Musiques Métisses c’est une utopie, un grand rassemblement d’artistes et d’activistes musicaux convaincus que la musique, les actions sur le terrain pouvaient permettre le dialogue, l’échange, la mixité. Décider de ne plus soutenir Musiques Métisses, c’est choisir de baisser les bras et de se renfermer encore un peu plus dans la morosité ambiante de cette année 2015, décidément bien déprimante.

L’île des possibles

Quant à la musique, elle a toujours été la garante des bonnes vibrations de ce monde éphémère que l’équipe du festival construisait chaque année avec attention, amour et détermination sur l’île de Bourgine pendant les trois jours du week-end de la Pentecôte.

Dans les années 90, j’y ai découvert les cuivres déjantés de Gangbé Brass Band, fanfare improbable qui vient justement de renaître de ses cendres avec la parution d’un nouvel album et d’un documentaire d’Arnaud Robert. J’ai aussi succombé à la fureur des koras électrisées de Ba Cissoko, à l’ambivalence de la voix mutante de Jimmy Scott, au charme envoûtant de la sublimissime et bouleversante chanteuse tchadienne Mounira Mitchala.

Et puis il y avait tous ses « vieux » groupes que Christian Mousset ne pouvait pas s’empêcher de ressusciter : Le Super Rail Band de Bamako, les Bantous de la Capitale, la Camerounaise Anne-Marie Nzié, le Réunionnais Granmoun Lélé (et plus récemment l’atypique Menwar), le Guinéen Mamadou Barry ou le vertigineux guitariste malien Djelimady Tounkara. Evidemment, l’an dernier, lorsque les Ambassadeurs du Motel de Bamako décidèrent de se reformer le temps d’une tournée, ils ne purent que faire escale sur l’île de Bourgines. Je n’y étais pas et je le regrette.
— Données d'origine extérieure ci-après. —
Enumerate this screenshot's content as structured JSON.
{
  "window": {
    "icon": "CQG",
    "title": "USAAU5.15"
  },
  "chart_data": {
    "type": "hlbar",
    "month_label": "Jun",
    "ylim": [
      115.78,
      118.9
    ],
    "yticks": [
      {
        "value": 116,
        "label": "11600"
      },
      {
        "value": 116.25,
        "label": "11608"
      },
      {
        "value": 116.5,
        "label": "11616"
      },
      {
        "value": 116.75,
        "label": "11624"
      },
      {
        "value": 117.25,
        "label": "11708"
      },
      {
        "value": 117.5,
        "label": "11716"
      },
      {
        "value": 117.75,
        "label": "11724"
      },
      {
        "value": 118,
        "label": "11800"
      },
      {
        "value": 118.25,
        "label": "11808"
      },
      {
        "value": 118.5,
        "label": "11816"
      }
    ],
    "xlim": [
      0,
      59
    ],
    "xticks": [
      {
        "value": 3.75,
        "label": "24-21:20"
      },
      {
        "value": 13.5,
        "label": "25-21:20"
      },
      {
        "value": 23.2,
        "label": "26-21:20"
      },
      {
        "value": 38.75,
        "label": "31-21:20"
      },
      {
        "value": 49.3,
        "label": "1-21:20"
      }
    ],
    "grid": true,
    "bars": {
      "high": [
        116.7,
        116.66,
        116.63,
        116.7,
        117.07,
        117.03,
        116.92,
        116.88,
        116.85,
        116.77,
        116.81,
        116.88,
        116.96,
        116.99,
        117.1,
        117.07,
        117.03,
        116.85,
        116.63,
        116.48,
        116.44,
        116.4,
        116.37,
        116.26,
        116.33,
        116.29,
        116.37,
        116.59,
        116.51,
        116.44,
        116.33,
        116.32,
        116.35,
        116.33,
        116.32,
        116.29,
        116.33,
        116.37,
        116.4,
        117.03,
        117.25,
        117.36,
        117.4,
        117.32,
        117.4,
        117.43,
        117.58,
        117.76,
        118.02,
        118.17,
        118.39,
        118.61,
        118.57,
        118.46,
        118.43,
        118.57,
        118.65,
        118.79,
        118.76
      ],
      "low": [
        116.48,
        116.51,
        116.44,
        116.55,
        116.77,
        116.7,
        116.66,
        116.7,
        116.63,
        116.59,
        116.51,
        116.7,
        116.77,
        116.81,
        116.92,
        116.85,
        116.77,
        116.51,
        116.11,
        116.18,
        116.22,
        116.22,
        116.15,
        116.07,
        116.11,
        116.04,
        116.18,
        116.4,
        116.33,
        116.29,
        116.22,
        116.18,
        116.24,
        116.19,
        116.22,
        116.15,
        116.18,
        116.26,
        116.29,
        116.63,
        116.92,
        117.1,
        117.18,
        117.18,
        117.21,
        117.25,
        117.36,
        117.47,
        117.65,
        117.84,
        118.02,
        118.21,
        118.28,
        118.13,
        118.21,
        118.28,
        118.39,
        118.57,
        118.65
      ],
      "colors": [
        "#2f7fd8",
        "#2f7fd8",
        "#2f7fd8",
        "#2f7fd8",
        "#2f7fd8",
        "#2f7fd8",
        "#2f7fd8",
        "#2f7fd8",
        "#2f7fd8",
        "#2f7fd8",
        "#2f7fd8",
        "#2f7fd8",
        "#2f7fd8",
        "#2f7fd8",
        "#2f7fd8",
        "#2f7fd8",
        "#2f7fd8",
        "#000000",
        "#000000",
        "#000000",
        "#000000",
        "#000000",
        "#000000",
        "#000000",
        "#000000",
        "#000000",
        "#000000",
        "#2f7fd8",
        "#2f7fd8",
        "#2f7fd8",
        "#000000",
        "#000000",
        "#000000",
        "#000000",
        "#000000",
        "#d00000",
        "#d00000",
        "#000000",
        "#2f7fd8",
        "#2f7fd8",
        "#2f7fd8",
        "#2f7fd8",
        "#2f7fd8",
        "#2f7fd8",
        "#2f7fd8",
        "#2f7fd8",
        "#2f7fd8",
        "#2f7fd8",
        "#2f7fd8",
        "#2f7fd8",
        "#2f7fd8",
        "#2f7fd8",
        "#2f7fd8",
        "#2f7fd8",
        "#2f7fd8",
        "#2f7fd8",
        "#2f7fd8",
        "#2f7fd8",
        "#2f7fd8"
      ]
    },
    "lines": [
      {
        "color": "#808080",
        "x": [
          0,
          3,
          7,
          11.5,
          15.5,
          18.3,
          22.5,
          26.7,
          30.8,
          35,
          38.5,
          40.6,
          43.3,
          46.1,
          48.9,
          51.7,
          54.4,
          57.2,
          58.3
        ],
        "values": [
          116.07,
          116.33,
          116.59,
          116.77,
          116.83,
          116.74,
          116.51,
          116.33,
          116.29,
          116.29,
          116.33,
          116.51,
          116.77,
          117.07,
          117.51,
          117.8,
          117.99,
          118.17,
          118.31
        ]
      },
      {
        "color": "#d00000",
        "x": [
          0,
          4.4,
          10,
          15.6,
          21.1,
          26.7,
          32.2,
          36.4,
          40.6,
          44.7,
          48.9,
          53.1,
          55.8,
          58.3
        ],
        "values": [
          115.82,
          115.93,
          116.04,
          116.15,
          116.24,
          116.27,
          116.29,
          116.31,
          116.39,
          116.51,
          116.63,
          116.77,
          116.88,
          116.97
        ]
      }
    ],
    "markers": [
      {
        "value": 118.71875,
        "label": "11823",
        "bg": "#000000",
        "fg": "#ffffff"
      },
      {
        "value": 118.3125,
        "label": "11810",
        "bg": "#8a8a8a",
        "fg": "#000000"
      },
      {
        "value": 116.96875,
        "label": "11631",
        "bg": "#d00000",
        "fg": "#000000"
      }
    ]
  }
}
Ce qui sauve les Africains…..

L’annonce de la fin de Musiques Métisses fait remonter d’autres souvenirs comme cette édition 2012 où la Tunisienne Emel Mathlouthi, connue pour son engagement dans les révolutions arabes, lâchait :. « Même si le soleil trompeur de la révolution va peut-être nous brûler…» avant de s’interrompre, émue, et de reprendre avec « Halleluja » de Léonard Cohen à la guitare sèche. Sur une autre scène Denis Péan, chanteur et poète de Lo’Jo s’exclamait: «  Il est des mots qui font rêver, comme identité et des mots qui agacent comme “identité nationale“ ».

2010 encore et l’énergie fulgurante et communicative du big band de jeunes guinéens Les Espoirs de Coronthie ou une longue interview avec Emile Biayenda, batteur et leader des Tambours de Brazza qui me racontait son incroyable trajectoire, assis sous un arbre de l’île.

Agir

Il y a bien plus longtemps, lors de l’un de mes premiers entretiens avec lui, Christian Mousset me disait: «L’Afrique ça m’éclate. La première fois que je me suis rendu en Afrique francophone, j’ai noté toutes les expressions qui me faisaient rire. Ce qui sauve les Africains du désespoir, c’est le rire». Alors si vous avez encore envie de rire, de découvrir des musiques, de partager des émotions et de déguster dans la même soirée un bon poulet Yassa et une fouée régionale, c’est très simple, précipitez-vous sur la page Facebook « Soutien à Musiques Métisses » et suivez son actualité!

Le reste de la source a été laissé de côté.